Передо мною прошел целый петербургский сезон 1861–1862 года, очень интересный и пестрый. Переживая настроения, заботы и радости моих первых постановок в обеих столицах, я отдавался и всему, что Петербург давал мне в тогдашней его общественной жизни.
Закрытие университета подняло сочувствие к нему всего города. На Невском в залах Думы открылись целые курсы с самыми популярными профессорами. Начались, тогда еще совсем внове, и литературные вечера в публичных залах. В зале Пассажа, где и раньше уже состоялся знаменитый диспут Погодина с Костомаровым, читались лекции; а потом пошло увлечение любительскими спектаклями, в которых и я принимал участие.
Писемский предложил мне сделаться фельетонистом «Библиотеки для чтения». Сам он уже ленился писать свои сатирические заметки «Статского советника Салатушки», которые молодой публике не нравились.
Писать фельетонные заметки я согласился охотно. Тона моего предшественника я не хотел держаться; но не боялся быть самостоятельным в своих оценках и симпатиях.
А выражать их пришлось сейчас же по поводу всяких новых течений и веяний, литературных и художественных новостей и выдающихся личностей.
Задача сложная. Можно было очень легко не угодить тем кружкам, где народившийся тогда «нигилизм» являлся уже вроде мундира.
В настоящую минуту, по прошествии почти пятидесяти лет, можно спокойно и объективно отнестись к тому, что делалось у нас тогда, и к своей тогдашней «платформе».
Из Дерпта я приехал уже писателем и питомцем точной науки. Мои семь с лишком лет ученья не прошли даром. Без всякого самомнения я мог считать себя как питомца университетской науки никак не ниже того уровня, какой был тогда у моих сверстников в журнализме, за исключением, разумеется, двух-трех, стоящих во главе движения.
В философском смысле я приехал с выводами тогдашнего немецкого свободомыслия.
Лиловый томик Бюхнера «Kraft und Stoff» и «Kreislauf des Lebens» (Круговорот жизни) были давно мною прочитаны; а в Петербурге это направление только что еще входило в моду. Да и философией я, занимаясь химией и медициной, интересовался постоянно, ходил на лекции психологии, логики, истории философских систем.

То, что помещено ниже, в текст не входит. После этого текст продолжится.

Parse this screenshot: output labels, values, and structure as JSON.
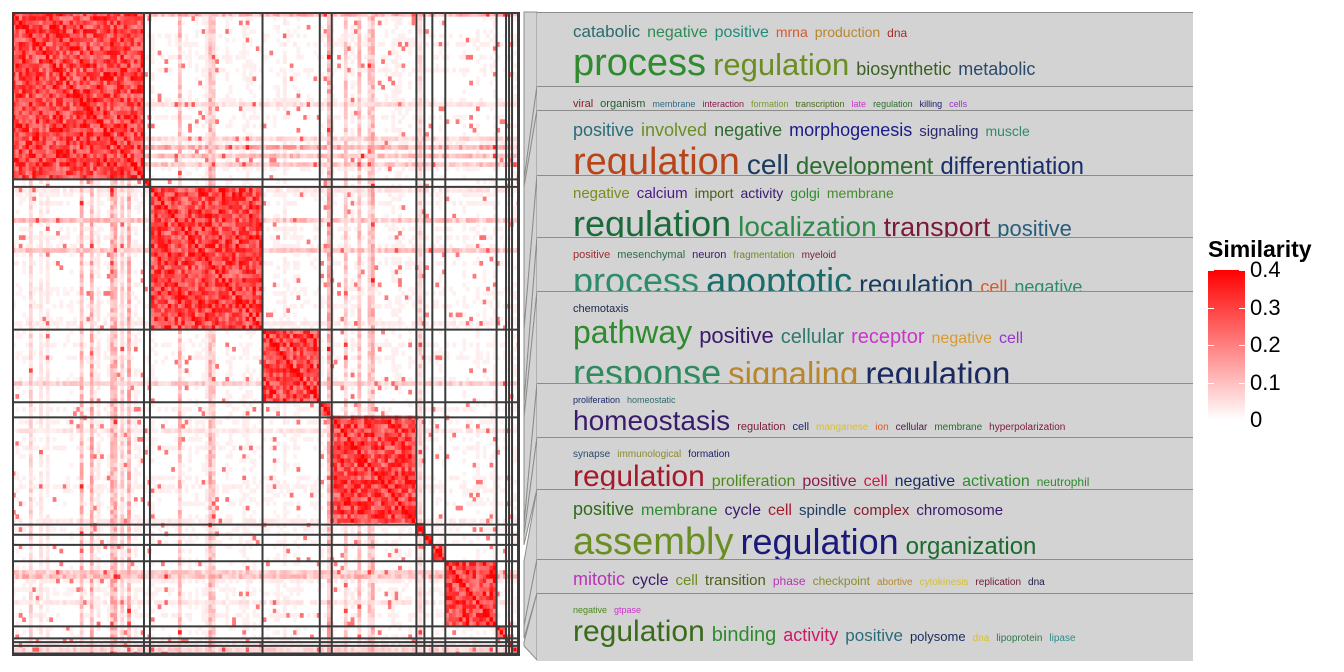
{
  "chart_data": {
    "type": "heatmap",
    "title": "",
    "colorbar": {
      "title": "Similarity",
      "ticks": [
        "0.4",
        "0.3",
        "0.2",
        "0.1",
        "0"
      ],
      "values": [
        0.4,
        0.3,
        0.2,
        0.1,
        0
      ],
      "range": [
        0,
        0.4
      ],
      "colors": {
        "low": "#ffffff",
        "high": "#ff0000"
      }
    },
    "cluster_fractions": [
      0.265,
      0.012,
      0.226,
      0.115,
      0.024,
      0.17,
      0.016,
      0.016,
      0.026,
      0.103,
      0.019,
      0.006,
      0.006,
      0.012,
      0.004
    ],
    "clusters": [
      {
        "rows": [
          [
            [
              "catabolic",
              17,
              "#2a6b6b"
            ],
            [
              "negative",
              16,
              "#2e8b57"
            ],
            [
              "positive",
              16,
              "#1f8b7a"
            ],
            [
              "mrna",
              14,
              "#d8582a"
            ],
            [
              "production",
              14,
              "#b8862d"
            ],
            [
              "dna",
              12,
              "#a52a2a"
            ]
          ],
          [
            [
              "process",
              38,
              "#2e8b2e"
            ],
            [
              "regulation",
              31,
              "#6b8e23"
            ],
            [
              "biosynthetic",
              18,
              "#3b5e23"
            ],
            [
              "metabolic",
              18,
              "#2a4a6b"
            ]
          ]
        ]
      },
      {
        "rows": [
          [
            [
              "viral",
              11,
              "#8b1a1a"
            ],
            [
              "organism",
              11,
              "#1f5e2e"
            ],
            [
              "membrane",
              9,
              "#2e6b8b"
            ],
            [
              "interaction",
              9,
              "#8b1a4a"
            ],
            [
              "formation",
              9,
              "#7a9a2e"
            ],
            [
              "transcription",
              9,
              "#4a6b1a"
            ],
            [
              "late",
              9,
              "#cc33cc"
            ],
            [
              "regulation",
              9,
              "#2e6b2e"
            ],
            [
              "killing",
              9,
              "#1a1a6b"
            ],
            [
              "cells",
              9,
              "#9933cc"
            ]
          ]
        ]
      },
      {
        "rows": [
          [
            [
              "positive",
              18,
              "#2a6b7a"
            ],
            [
              "involved",
              18,
              "#6b8e23"
            ],
            [
              "negative",
              18,
              "#2e6b2e"
            ],
            [
              "morphogenesis",
              18,
              "#1a1a8b"
            ],
            [
              "signaling",
              15,
              "#2a2a6b"
            ],
            [
              "muscle",
              14,
              "#2e8b6b"
            ]
          ],
          [
            [
              "regulation",
              38,
              "#b8441a"
            ],
            [
              "cell",
              28,
              "#1a3a5e"
            ],
            [
              "development",
              24,
              "#2e6b2e"
            ],
            [
              "differentiation",
              24,
              "#1a2e6b"
            ]
          ]
        ]
      },
      {
        "rows": [
          [
            [
              "negative",
              15,
              "#7a8b1a"
            ],
            [
              "calcium",
              15,
              "#4a1a8b"
            ],
            [
              "import",
              14,
              "#4a5e1a"
            ],
            [
              "activity",
              14,
              "#3a1a6b"
            ],
            [
              "golgi",
              14,
              "#2e8b2e"
            ],
            [
              "membrane",
              14,
              "#4a8b2e"
            ]
          ],
          [
            [
              "regulation",
              36,
              "#1a6b3a"
            ],
            [
              "localization",
              28,
              "#2e8b4a"
            ],
            [
              "transport",
              27,
              "#7a1a3a"
            ],
            [
              "positive",
              22,
              "#2a5e7a"
            ]
          ]
        ]
      },
      {
        "rows": [
          [
            [
              "positive",
              11,
              "#a52a2a"
            ],
            [
              "mesenchymal",
              11,
              "#2e6b4a"
            ],
            [
              "neuron",
              11,
              "#3a1a6b"
            ],
            [
              "fragmentation",
              10,
              "#6b8e23"
            ],
            [
              "myeloid",
              10,
              "#7a1a3a"
            ]
          ],
          [
            [
              "process",
              36,
              "#2e8b6b"
            ],
            [
              "apoptotic",
              36,
              "#1a6b6b"
            ],
            [
              "regulation",
              26,
              "#1a3a5e"
            ],
            [
              "cell",
              18,
              "#d8582a"
            ],
            [
              "negative",
              18,
              "#2e8b6b"
            ]
          ]
        ]
      },
      {
        "rows": [
          [
            [
              "chemotaxis",
              11,
              "#1a2a4a"
            ]
          ],
          [
            [
              "pathway",
              32,
              "#2e8b2e"
            ],
            [
              "positive",
              22,
              "#3a1a6b"
            ],
            [
              "cellular",
              20,
              "#2e7a6b"
            ],
            [
              "receptor",
              20,
              "#cc33cc"
            ],
            [
              "negative",
              16,
              "#d89a2a"
            ],
            [
              "cell",
              16,
              "#9933cc"
            ]
          ],
          [
            [
              "response",
              36,
              "#2e8b5e"
            ],
            [
              "signaling",
              33,
              "#b8862d"
            ],
            [
              "regulation",
              33,
              "#1a2a5e"
            ]
          ]
        ]
      },
      {
        "rows": [
          [
            [
              "proliferation",
              9,
              "#1a2a6b"
            ],
            [
              "homeostatic",
              9,
              "#2e6b6b"
            ]
          ],
          [
            [
              "homeostasis",
              28,
              "#3a1a6b"
            ],
            [
              "regulation",
              11,
              "#7a1a3a"
            ],
            [
              "cell",
              11,
              "#1a2a6b"
            ],
            [
              "manganese",
              10,
              "#d8c02a"
            ],
            [
              "ion",
              10,
              "#d8582a"
            ],
            [
              "cellular",
              10,
              "#4a1a4a"
            ],
            [
              "membrane",
              10,
              "#2e6b2e"
            ],
            [
              "hyperpolarization",
              10,
              "#7a1a3a"
            ]
          ]
        ]
      },
      {
        "rows": [
          [
            [
              "synapse",
              10,
              "#2a4a6b"
            ],
            [
              "immunological",
              10,
              "#8b8b2e"
            ],
            [
              "formation",
              10,
              "#1a1a6b"
            ]
          ],
          [
            [
              "regulation",
              30,
              "#a51a2a"
            ],
            [
              "proliferation",
              16,
              "#4a8b1a"
            ],
            [
              "positive",
              16,
              "#8b1a4a"
            ],
            [
              "cell",
              16,
              "#cc1a4a"
            ],
            [
              "negative",
              16,
              "#1a2a5e"
            ],
            [
              "activation",
              16,
              "#2e8b2e"
            ],
            [
              "neutrophil",
              12,
              "#2e8b2e"
            ]
          ]
        ]
      },
      {
        "rows": [
          [
            [
              "positive",
              18,
              "#2e6b1a"
            ],
            [
              "membrane",
              16,
              "#2e8b2e"
            ],
            [
              "cycle",
              16,
              "#3a1a6b"
            ],
            [
              "cell",
              16,
              "#a51a2a"
            ],
            [
              "spindle",
              15,
              "#1a3a5e"
            ],
            [
              "complex",
              15,
              "#8b1a2a"
            ],
            [
              "chromosome",
              15,
              "#3a1a6b"
            ]
          ],
          [
            [
              "assembly",
              38,
              "#6b8e23"
            ],
            [
              "regulation",
              36,
              "#1a1a7a"
            ],
            [
              "organization",
              24,
              "#1a6b2e"
            ]
          ]
        ]
      },
      {
        "rows": [
          [
            [
              "mitotic",
              18,
              "#b833b8"
            ],
            [
              "cycle",
              16,
              "#3a1a6b"
            ],
            [
              "cell",
              15,
              "#6b8e1a"
            ],
            [
              "transition",
              15,
              "#4a5e1a"
            ],
            [
              "phase",
              12,
              "#b833b8"
            ],
            [
              "checkpoint",
              12,
              "#8b8b2e"
            ],
            [
              "abortive",
              10,
              "#b8862d"
            ],
            [
              "cytokinesis",
              10,
              "#d8c02a"
            ],
            [
              "replication",
              10,
              "#6b1a3a"
            ],
            [
              "dna",
              10,
              "#1a1a4a"
            ]
          ]
        ]
      },
      {
        "rows": [
          [
            [
              "negative",
              9,
              "#4a8b1a"
            ],
            [
              "gtpase",
              9,
              "#cc33cc"
            ]
          ],
          [
            [
              "regulation",
              30,
              "#3a6b1a"
            ],
            [
              "binding",
              20,
              "#2e8b2e"
            ],
            [
              "activity",
              18,
              "#cc1a6b"
            ],
            [
              "positive",
              17,
              "#2a6b7a"
            ],
            [
              "polysome",
              13,
              "#1a2a5e"
            ],
            [
              "dna",
              10,
              "#d8c02a"
            ],
            [
              "lipoprotein",
              10,
              "#2e7a4a"
            ],
            [
              "lipase",
              10,
              "#2e8b8b"
            ]
          ]
        ]
      }
    ]
  }
}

И по всеобщей литературе начитанность у меня была достаточная, особенно по немецкой литературе и критике, по Шекспиру и новейшей английской литературе, не говоря уже о французской.
Все, чем наша журналистика стала жить с 1856 года, я и дерптским студентом поглощал, всему этому сочувствовал, читал жадно статьи Добролюбова и Чернышевского, сочувствовал отчасти и тому «антропологическому» принципу, который Чернышевский проводил в своих статьях по философии истории. Но во мне не было той именно нигилистической закваски, которая сказывалась в разных «ока-зательствах» — тона, вкусов, замашек, костюма, игры в разные опыты нового общежития.

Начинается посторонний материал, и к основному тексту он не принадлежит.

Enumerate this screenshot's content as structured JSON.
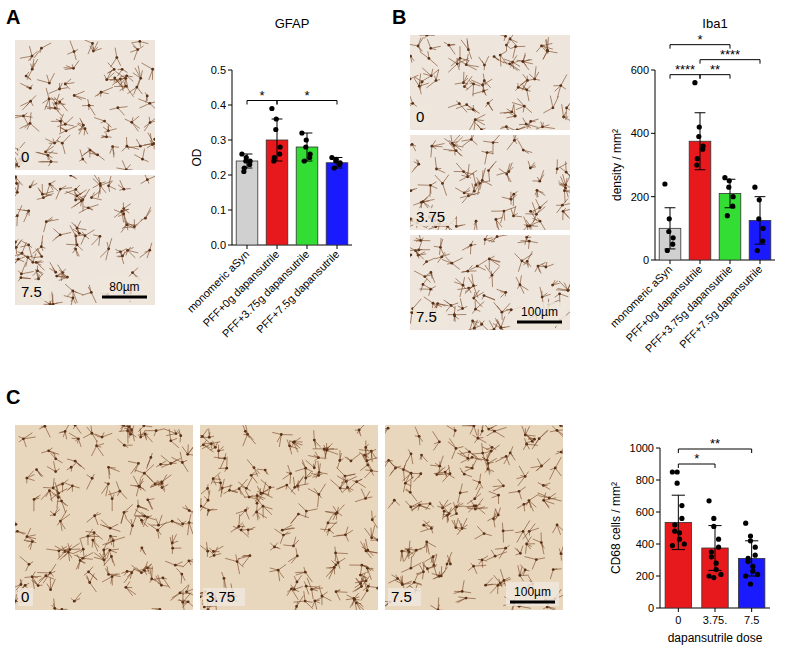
{
  "chart_data": [
    {
      "type": "bar",
      "title": "GFAP",
      "y_label": "OD",
      "categories": [
        "monomeric aSyn",
        "PFF+0g dapansutrile",
        "PFF+3.75g dapansutrile",
        "PFF+7.5g dapansutrile"
      ],
      "values": [
        0.24,
        0.3,
        0.28,
        0.235
      ],
      "errors": [
        0.02,
        0.06,
        0.04,
        0.015
      ],
      "points": [
        [
          0.26,
          0.25,
          0.24,
          0.24,
          0.23,
          0.22,
          0.21
        ],
        [
          0.39,
          0.36,
          0.33,
          0.28,
          0.26,
          0.25,
          0.24
        ],
        [
          0.32,
          0.3,
          0.28,
          0.26,
          0.25,
          0.24
        ],
        [
          0.25,
          0.245,
          0.24,
          0.235,
          0.23,
          0.22
        ]
      ],
      "colors": [
        "#d0d0d0",
        "#e8191c",
        "#33dd33",
        "#1a1aff"
      ],
      "ylim": [
        0,
        0.5
      ],
      "yticks": [
        {
          "value": 0,
          "label": "0.0"
        },
        0.1,
        0.2,
        0.3,
        0.4,
        0.5
      ],
      "significance": [
        {
          "pair": [
            0,
            1
          ],
          "label": "*"
        },
        {
          "pair": [
            1,
            3
          ],
          "label": "*"
        }
      ]
    },
    {
      "type": "bar",
      "title": "Iba1",
      "y_label": "density / mm²",
      "categories": [
        "monomeric aSyn",
        "PFF+0g dapansutrile",
        "PFF+3.75g dapansutrile",
        "PFF+7.5g dapansutrile"
      ],
      "values": [
        100,
        375,
        210,
        125
      ],
      "errors": [
        65,
        90,
        45,
        75
      ],
      "points": [
        [
          240,
          130,
          90,
          70,
          50,
          30
        ],
        [
          560,
          420,
          390,
          360,
          350,
          320,
          300
        ],
        [
          260,
          250,
          230,
          200,
          170,
          140
        ],
        [
          230,
          190,
          130,
          100,
          60,
          30
        ]
      ],
      "colors": [
        "#d0d0d0",
        "#e8191c",
        "#33dd33",
        "#1a1aff"
      ],
      "ylim": [
        0,
        600
      ],
      "yticks": [
        0,
        200,
        400,
        600
      ],
      "significance": [
        {
          "pair": [
            1,
            2
          ],
          "label": "**"
        },
        {
          "pair": [
            1,
            3
          ],
          "label": "****"
        },
        {
          "pair": [
            0,
            1
          ],
          "label": "****"
        },
        {
          "pair": [
            0,
            2
          ],
          "label": "*"
        }
      ]
    },
    {
      "type": "bar",
      "x_label": "dapansutrile dose",
      "y_label": "CD68 cells / mm²",
      "categories": [
        "0",
        "3.75.",
        "7.5"
      ],
      "values": [
        535,
        375,
        310
      ],
      "errors": [
        170,
        140,
        110
      ],
      "points": [
        [
          850,
          850,
          780,
          640,
          560,
          520,
          480,
          470,
          430,
          400,
          390
        ],
        [
          670,
          560,
          510,
          430,
          380,
          350,
          320,
          280,
          240,
          210,
          200,
          190
        ],
        [
          530,
          450,
          420,
          380,
          330,
          310,
          290,
          260,
          230,
          210,
          200,
          150
        ]
      ],
      "colors": [
        "#e8191c",
        "#e8191c",
        "#1a1aff"
      ],
      "ylim": [
        0,
        1000
      ],
      "yticks": [
        0,
        200,
        400,
        600,
        800,
        1000
      ],
      "significance": [
        {
          "pair": [
            0,
            1
          ],
          "label": "*"
        },
        {
          "pair": [
            0,
            2
          ],
          "label": "**"
        }
      ]
    }
  ],
  "panels": [
    {
      "letter": "A",
      "images": [
        "0",
        "7.5"
      ],
      "scale_bar": "80µm"
    },
    {
      "letter": "B",
      "images": [
        "0",
        "3.75",
        "7.5"
      ],
      "scale_bar": "100µm"
    },
    {
      "letter": "C",
      "images": [
        "0",
        "3.75",
        "7.5"
      ],
      "scale_bar": "100µm"
    }
  ]
}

В аудиториях университета допуск женщин был мне симпатичен; но «нигилистическим» мундиром я не восхищался: ни стрижеными волосами, ни умышленно небрежным туалетом, ни резкостью манер и жаргона.
Для того времени я имел право считать себя вполне свободомыслящим, особенно в вопросах религии, мистики, основных и всяких других предрассудков.
Но я не метил в революционеры и не уходил еще в вопросы социальные, не увлекался теориями западных искателей общественного Эльдорадо: Фурье, Кабе, Пьера Леру, Анфантена; не останавливался еще с более серьезным интересом на критике Прудона.
«Колокол» был в те годы уже на верху своего влияния. Я его читал, когда можно было достать; но не держался того обязательно восторженного тона, с каким молодежь относилась к нему, и не верил, даже и тогда, напускному радикализму петербургских чиновников, которые зачитывались лондонским изданием и — на словах — либеральничали всласть.
Я был — прежде всего и сильнее всего — молодой писатель, которому особенно дороги: художественная литература, критика, научное движение, искусство во всех его формах и, впереди всего, театр — и свой русский, и общеевропейский.